Gracie shot her mom a look. “Well . . . yeah . . .”
“Oh, please,” Jade snorted. “The second you step foot here, you see a ghost.”
“Angelique Le Duc did die here!” Gracie flared.
“You mean, Angelique Stewart,” Jade corrected. “She was married to our crazy, homicidal, great-great-great-not-so-great-grandfather or something. That’s what you said.”
“I read it on the Internet,” Gracie responded, her mouth tight at being corrected.

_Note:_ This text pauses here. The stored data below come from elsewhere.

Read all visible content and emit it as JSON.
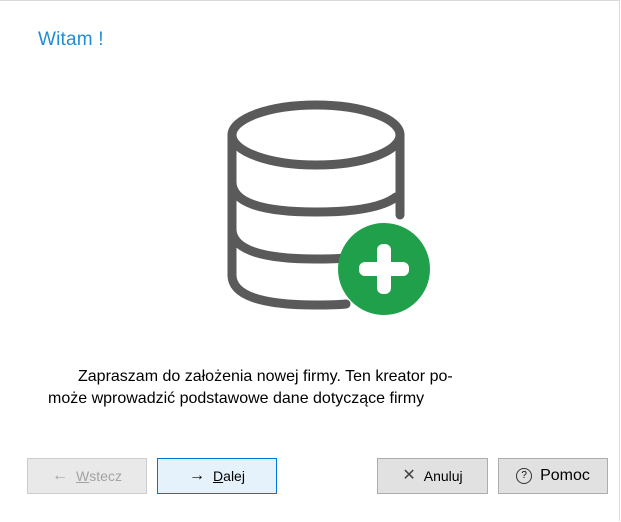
{
  "wizard": {
    "title": "Witam !",
    "message_line1": "Zapraszam do założenia nowej firmy. Ten kreator po-",
    "message_line2": "może wprowadzić podstawowe dane dotyczące firmy"
  },
  "buttons": {
    "back": {
      "arrow": "←",
      "label_first": "W",
      "label_rest": "stecz",
      "enabled": false
    },
    "next": {
      "arrow": "→",
      "label_first": "D",
      "label_rest": "alej",
      "enabled": true
    },
    "cancel": {
      "icon": "✕",
      "label": "Anuluj",
      "enabled": true
    },
    "help": {
      "icon": "?",
      "label": "Pomoc",
      "enabled": true
    }
  },
  "colors": {
    "title": "#1f8dd6",
    "database_icon": "#5a5a5a",
    "add_badge": "#21a04b"
  },
  "icons": {
    "illustration": "database-icon",
    "badge": "plus-circle-icon"
  }
}
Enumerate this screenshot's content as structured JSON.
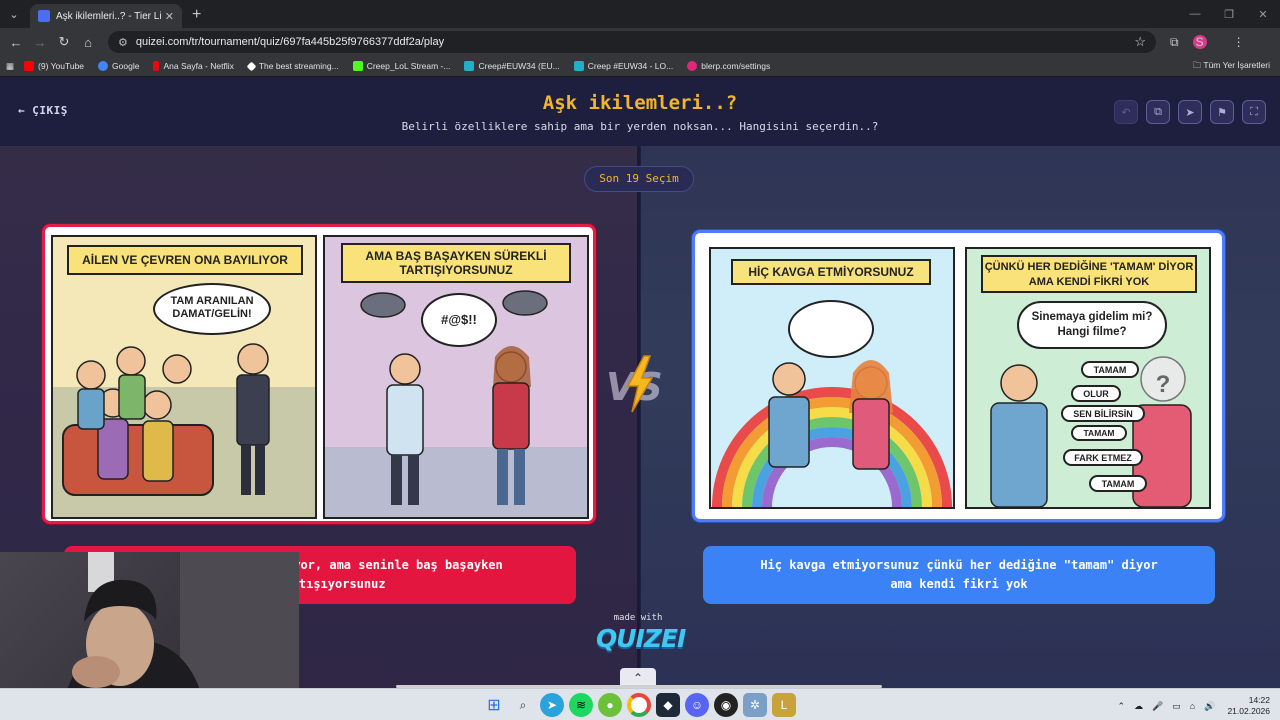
{
  "browser": {
    "tab_title": "Aşk ikilemleri..? - Tier List, Kör S",
    "url": "quizei.com/tr/tournament/quiz/697fa445b25f9766377ddf2a/play",
    "bookmarks": [
      {
        "label": "(9) YouTube",
        "color": "#ff0000"
      },
      {
        "label": "Google",
        "color": "#4285f4"
      },
      {
        "label": "Ana Sayfa - Netflix",
        "color": "#e50914"
      },
      {
        "label": "The best streaming...",
        "color": "#ffffff"
      },
      {
        "label": "Creep_LoL Stream -...",
        "color": "#53fc18"
      },
      {
        "label": "Creep#EUW34 (EU...",
        "color": "#1fb0c9"
      },
      {
        "label": "Creep #EUW34 - LO...",
        "color": "#1fb0c9"
      },
      {
        "label": "blerp.com/settings",
        "color": "#e0287a"
      }
    ],
    "all_bookmarks": "Tüm Yer İşaretleri",
    "profile_initial": "S"
  },
  "app": {
    "exit_label": "ÇIKIŞ",
    "title": "Aşk ikilemleri..?",
    "subtitle": "Belirli özelliklere sahip ama bir yerden noksan... Hangisini seçerdin..?",
    "round_label": "Son 19 Seçim",
    "left": {
      "panel1_banner": "AİLEN VE ÇEVREN ONA BAYILIYOR",
      "panel1_bubble": "TAM ARANILAN DAMAT/GELİN!",
      "panel2_banner": "AMA BAŞ BAŞAYKEN SÜREKLİ TARTIŞIYORSUNUZ",
      "panel2_bubble": "#@$!!",
      "choice_line1": "yor, ama seninle baş başayken",
      "choice_line2": "artışıyorsunuz"
    },
    "right": {
      "panel1_banner": "HİÇ KAVGA ETMİYORSUNUZ",
      "panel2_banner": "ÇÜNKÜ HER DEDİĞİNE 'TAMAM' DİYOR AMA KENDİ FİKRİ YOK",
      "speech": "Sinemaya gidelim mi? Hangi filme?",
      "answers": [
        "TAMAM",
        "OLUR",
        "SEN BİLİRSİN",
        "TAMAM",
        "FARK ETMEZ",
        "TAMAM"
      ],
      "face": "?",
      "choice_line1": "Hiç kavga etmiyorsunuz çünkü her dediğine \"tamam\" diyor",
      "choice_line2": "ama kendi fikri yok"
    },
    "made_with": "made with",
    "logo": "QUIZEI"
  },
  "taskbar": {
    "time": "14:22",
    "date": "21.02.2026"
  },
  "colors": {
    "accent": "#f3b52f",
    "left_choice": "#e3163f",
    "right_choice": "#3b82f6"
  }
}
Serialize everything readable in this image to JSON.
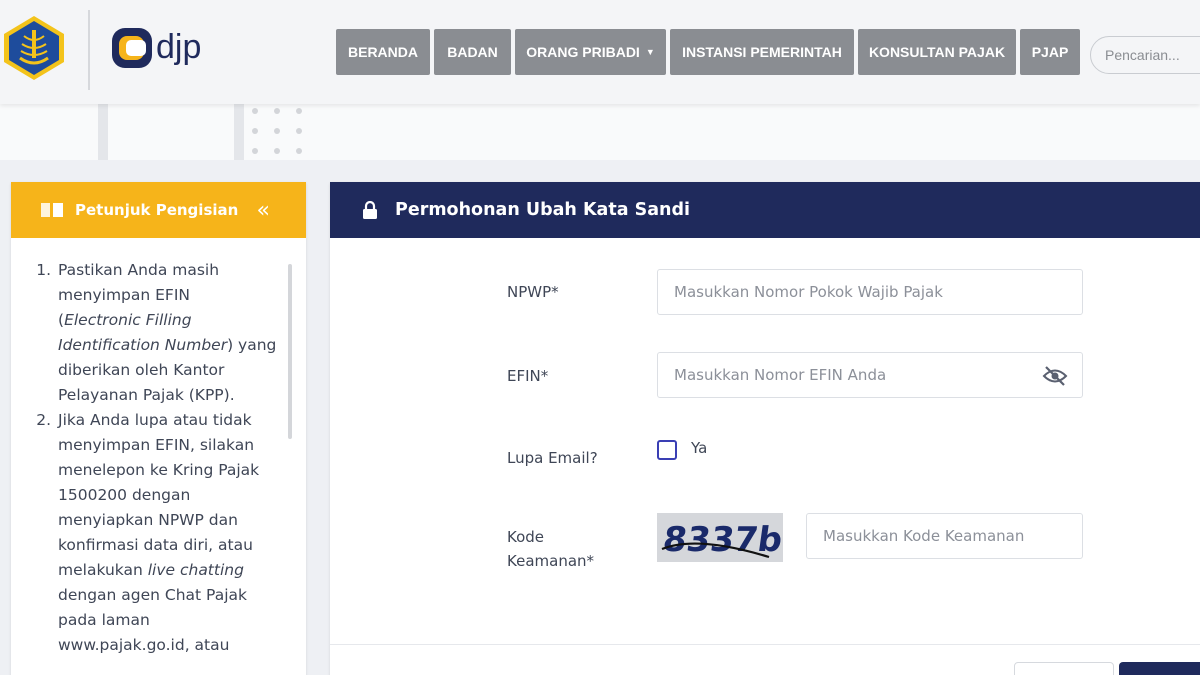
{
  "header": {
    "nav": [
      {
        "label": "BERANDA"
      },
      {
        "label": "BADAN"
      },
      {
        "label": "ORANG PRIBADI",
        "has_dropdown": true
      },
      {
        "label": "INSTANSI PEMERINTAH"
      },
      {
        "label": "KONSULTAN PAJAK"
      },
      {
        "label": "PJAP"
      }
    ],
    "search_placeholder": "Pencarian...",
    "logo_text": "djp"
  },
  "guide": {
    "title": "Petunjuk Pengisian",
    "collapse_icon": "double-chevron-left-icon"
  },
  "form": {
    "title": "Permohonan Ubah Kata Sandi",
    "npwp_label": "NPWP*",
    "npwp_placeholder": "Masukkan Nomor Pokok Wajib Pajak",
    "efin_label": "EFIN*",
    "efin_placeholder": "Masukkan Nomor EFIN Anda",
    "lupa_email_label": "Lupa Email?",
    "ya_label": "Ya",
    "kode_label_1": "Kode",
    "kode_label_2": "Keamanan*",
    "captcha_text": "8337b",
    "kode_placeholder": "Masukkan Kode Keamanan"
  },
  "colors": {
    "accent_yellow": "#f6b41a",
    "navy": "#1f2a5c",
    "nav_gray": "#8a8d92"
  }
}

“So then it must be true,” Jade said. She turned her attention to her mother. “The minute you told us we were moving, she started in on all this ghost stuff. Checking out books from the library, surfing the Net, chatting with other people who think they see ghosts. And she didn’t find out about just Angelique Le Duc—oh, no. There were others too. This place”—she gestured to the house and grounds—“is just littered with the spirits who’ve come to a bad end at Blue Peacock Manor!” Jade’s hair caught in the wind as the rain picked up. “Do you see how ridiculous this all is, Mom? Now she’s believing all this paranormal shi . . . stuff and thinking we’re going to be living with a bunch of the undead!”
“Jade—” Sarah started.
“Shut up!” Gracie warned.
“You sound like a lunatic,” Jade went right on, then turned heatedly to Sarah. “You have to put an end to this, Mom. It’s for her own good. If she goes spouting off about ghosts and spirits and demons—”
“Demons!” Gracie snapped in disgust. “Who said anything—”

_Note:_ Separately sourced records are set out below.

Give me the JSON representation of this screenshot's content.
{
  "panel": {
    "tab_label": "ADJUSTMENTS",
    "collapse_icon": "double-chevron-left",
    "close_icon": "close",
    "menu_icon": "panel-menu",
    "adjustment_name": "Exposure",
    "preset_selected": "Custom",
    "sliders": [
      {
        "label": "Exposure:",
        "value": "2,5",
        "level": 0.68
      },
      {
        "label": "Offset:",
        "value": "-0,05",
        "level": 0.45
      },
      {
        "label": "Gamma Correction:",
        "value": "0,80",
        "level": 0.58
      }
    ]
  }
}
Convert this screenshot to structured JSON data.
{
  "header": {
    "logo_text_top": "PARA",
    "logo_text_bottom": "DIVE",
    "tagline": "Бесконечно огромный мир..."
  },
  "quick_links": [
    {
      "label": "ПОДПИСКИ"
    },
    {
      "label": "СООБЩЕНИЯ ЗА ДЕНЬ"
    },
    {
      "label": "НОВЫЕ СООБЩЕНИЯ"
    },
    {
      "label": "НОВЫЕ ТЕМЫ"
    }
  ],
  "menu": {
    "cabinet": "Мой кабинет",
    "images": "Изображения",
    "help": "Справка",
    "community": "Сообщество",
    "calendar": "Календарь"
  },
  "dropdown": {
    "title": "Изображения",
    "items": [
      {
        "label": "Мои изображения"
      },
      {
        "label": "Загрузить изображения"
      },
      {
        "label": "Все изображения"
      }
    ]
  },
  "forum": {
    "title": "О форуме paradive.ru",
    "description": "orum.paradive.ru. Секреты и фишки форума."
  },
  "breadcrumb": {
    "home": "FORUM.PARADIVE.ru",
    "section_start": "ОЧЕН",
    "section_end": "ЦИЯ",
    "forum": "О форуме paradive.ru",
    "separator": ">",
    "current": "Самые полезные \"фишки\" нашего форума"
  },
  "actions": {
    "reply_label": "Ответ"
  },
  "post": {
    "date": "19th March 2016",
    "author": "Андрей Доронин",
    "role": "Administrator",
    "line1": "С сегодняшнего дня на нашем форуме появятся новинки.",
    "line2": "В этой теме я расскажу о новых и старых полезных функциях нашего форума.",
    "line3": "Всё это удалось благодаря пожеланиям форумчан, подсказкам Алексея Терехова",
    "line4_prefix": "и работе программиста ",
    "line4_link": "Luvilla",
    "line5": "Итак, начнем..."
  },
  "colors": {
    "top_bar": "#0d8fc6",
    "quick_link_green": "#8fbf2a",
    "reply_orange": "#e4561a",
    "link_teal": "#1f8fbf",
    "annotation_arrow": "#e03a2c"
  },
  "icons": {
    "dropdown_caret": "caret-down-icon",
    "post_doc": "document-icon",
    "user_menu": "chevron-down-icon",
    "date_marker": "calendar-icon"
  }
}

“It’s all a load of crap,” Jade declared. “She’s going to be laughed out of school!”
“Enough!” Sarah yelled, though for once Jade seemed to be concerned for her sister. But Sarah had enough of their constant bickering. Forcing a calm she didn’t feel, she said, “We’re going inside now.”
“You don’t believe me,” Gracie said, hurt. She looked up at the window again.
Sarah had already glanced at the window of the room where she knew, deep in her soul, dark deeds had occurred. But no image appeared behind the dirty, cracked glass. No apparition flitted past the panes. No otherworldly figure was evident. There was no “girl” hiding behind the grime, just some tattered curtains that seemed to shift in the dreary afternoon.
“I saw her,” Gracie insisted. A line of consternation had formed between her brows.
“It could have been a reflection or a shadow,” Sarah said as the crow cawed loudly. Deep inside she knew she was lying.
Gracie turned on Jade. “You scared her away!”